El pasado 20 de marzo escribí en este espacio sobre la inminente aprobación del pleno de la Comisión Federal de Telecomunicaciones (Cofetel) respecto de la resolución por la que se expide el Convenio Marco de Interconexión. Ello no ocurrió en virtud de diversas modificaciones que los integrantes del pleno acordaron para fortalecer este instrumento regulatorio. Según lo que trascendió por aquellos días, la aprobación de dicha resolución fue reprogramada para esta semana, por lo que habrá que estar atentos a que ello ocurra.

Como indiqué en aquella ocasión, éste es el instrumento que contribuirá a que las redes públicas de telecomunicaciones puedan suscribir -en mucho mejores términos y condiciones que hasta ahora- los convenios de interconexión, ya sea para intercambiar tráfico de servicios de telecomunicaciones entre ellas, o para que una termine el tráfico originado por la otra o viceversa.

Asimismo, destaqué el retraso con el que este instrumento llega al ecosistema regulatorio de nuestro país, pues si bien es mencionado por primera vez en el numeral quinto del Acuerdo de Convergencia emitido por la Secretaría de Comunicaciones y Transportes (SCT) en octubre del 2006, desde 1997, por lo menos, México debía haber puesto en vigor un instrumento como éste o algo muy similar.

Ello en virtud de los numerales 2.3 y 2.4 del Documento de Referencia en Materia de Telecomunicaciones Básicas que México suscribió en el marco de las negociaciones del Acuerdo General sobre el Comercio de Servicios (GATS, por su sigla en inglés) en el seno de la Organización Mundial de Comercio (OMC), instrumento que, por cierto, a raíz de un panel de controversias con Estados Unidos en el seno de la propia OMC ya quedó claro que es obligatorio para México.

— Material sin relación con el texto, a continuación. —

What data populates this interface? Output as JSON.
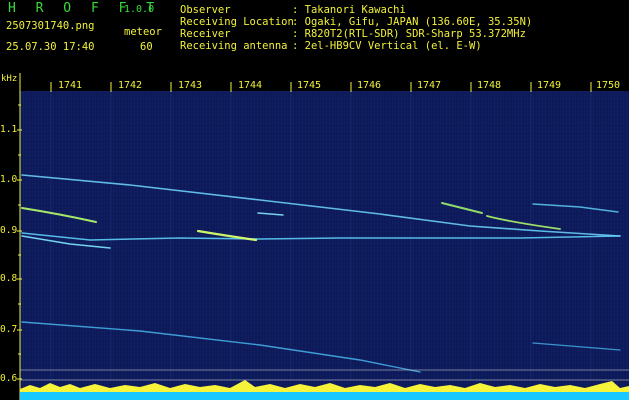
{
  "app": {
    "name": "H R O F F T",
    "version": "1.0.0"
  },
  "capture": {
    "filename": "2507301740.png",
    "datetime": "25.07.30 17:40",
    "mode": "meteor",
    "count": "60"
  },
  "info": [
    {
      "field": "Observer",
      "value": ": Takanori Kawachi"
    },
    {
      "field": "Receiving Location",
      "value": ": Ogaki, Gifu, JAPAN (136.60E, 35.35N)"
    },
    {
      "field": "Receiver",
      "value": ": R820T2(RTL-SDR) SDR-Sharp 53.372MHz"
    },
    {
      "field": "Receiving antenna",
      "value": ": 2el-HB9CV Vertical (el. E-W)"
    }
  ],
  "spectrogram": {
    "y_unit": "kHz",
    "y_ticks": [
      "1.1",
      "1.0",
      "0.9",
      "0.8",
      "0.7",
      "0.6"
    ],
    "x_ticks": [
      "1741",
      "1742",
      "1743",
      "1744",
      "1745",
      "1746",
      "1747",
      "1748",
      "1749",
      "1750"
    ],
    "colors": {
      "background": "#0c1a5a",
      "trace": "#5fd3ff",
      "bright_trace": "#b7ff6a",
      "baseline": "#19c8ff",
      "noise_peak": "#f7f23a",
      "axis": "#f2f23a"
    }
  }
}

En dichas disposiciones, se establece con claridad que México debió haber previsto que existieran procedimientos públicos para la celebración de convenios de interconexión con los operadores principales (Telmex y Telcel), además de que se hicieran públicos los convenios de interconexión de estos mismos operadores o que, alternativamente, se publicara una oferta de interconexión de referencia. Ninguna de estas cuestiones ha ocurrido hasta el día de hoy.

Ahora bien, ello no ha ocurrido porque las autoridades hayan sido omisas, que lo han sido en buena parte, sino porque Telmex y Telcel han sido altamente exitosas en impedir que este tipo de instrumentos, que inhiben gran parte de su poder de mercado para imponer condiciones y términos arbitrarios en las negociaciones de interconexión, hagan su aparición en el ecosistema regulatorio de México.

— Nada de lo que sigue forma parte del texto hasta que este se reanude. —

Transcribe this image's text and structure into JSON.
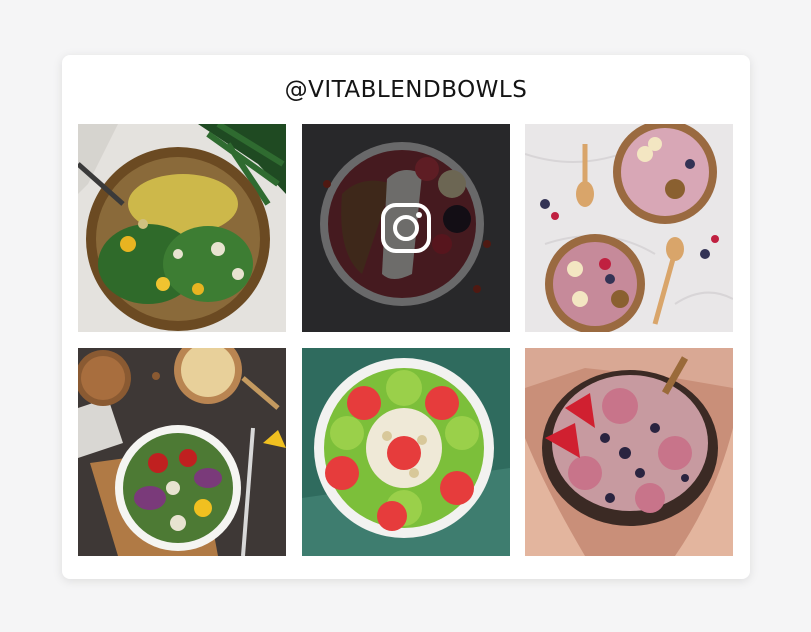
{
  "feed": {
    "handle": "@VITABLENDBOWLS"
  },
  "posts": [
    {
      "subject": "quinoa-vegetable-bowl"
    },
    {
      "subject": "acai-granola-bowl",
      "hovered": true,
      "overlay_icon": "instagram-icon"
    },
    {
      "subject": "berry-smoothie-bowls"
    },
    {
      "subject": "salad-bowl-with-hummus"
    },
    {
      "subject": "kiwi-strawberry-smoothie-bowl"
    },
    {
      "subject": "raspberry-chia-bowl-in-hands"
    }
  ]
}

La entrada en vigor del Convenio Marco de Interconexión no sólo daría cumplimiento a lo previsto en el Acuerdo de Convergencia del 2006, sino que subsanaría las deficiencias en el cumplimiento de las obligaciones de México ante la OMC.

En mi colaboración del 20 de marzo cité algunos de los aspectos positivos a destacar del Convenio Marco de Interconexión. Aquí menciono algunos otros, también muy importantes: se sabe que introducirá un cambio de fondo en la conceptualización de la interconexión, pues dejará atrás la diferenciación por tipo de tráfico, local o larga distancia, para referirse exclusivamente a la de redes públicas de telecomunicaciones, tal como lo prevé la Ley Federal de Telecomunicaciones. Asimismo, como consecuencia de este instrumento, Telmex deberá permitir el intercambio de tráfico IP, bajo el protocolo SIP, que ya viene utilizando en la interconexión con redes extranjeras y que actualmente no acepta con operadores nacionales. Otros aspectos a destacar son los relacionados con los enlaces de interconexión, ya sea por lo que hace a la entrega de éstos, o bien, a que éstos podrán utilizarse para cualquier tipo de tráfico. En materia de coubicación, se aprecia que también habrá avances importantes. Sobre ello me referí en mi artículo de marzo.

En conclusión, el Convenio Marco de Interconexión es sin duda un avance importante para la regulación del sector telecomunicaciones, retrasado en su llegada, pero no por ello sin utilidad. Sabemos que funcionarios de Telmex han advertido sobre el posible rechazo de ese grupo a este instrumento, por ello, habrá que ver de qué están hechos los comisionados de Cofetel al momento de discutir y votar la resolución correspondiente. De rechazar o retrasar la misma, será una pésima señal para el sector y para los usuarios. De acuerdo con los datos que reveló la Organización para la Cooperación y Desarrollo Económicos sobre el costo para los usuarios derivado de la falta de competencia, México no está para estas vacilaciones.

* El autor es Diputado Federal. Presidente de la Comisión de RTC y Secretario de la Comisión de Comunicaciones.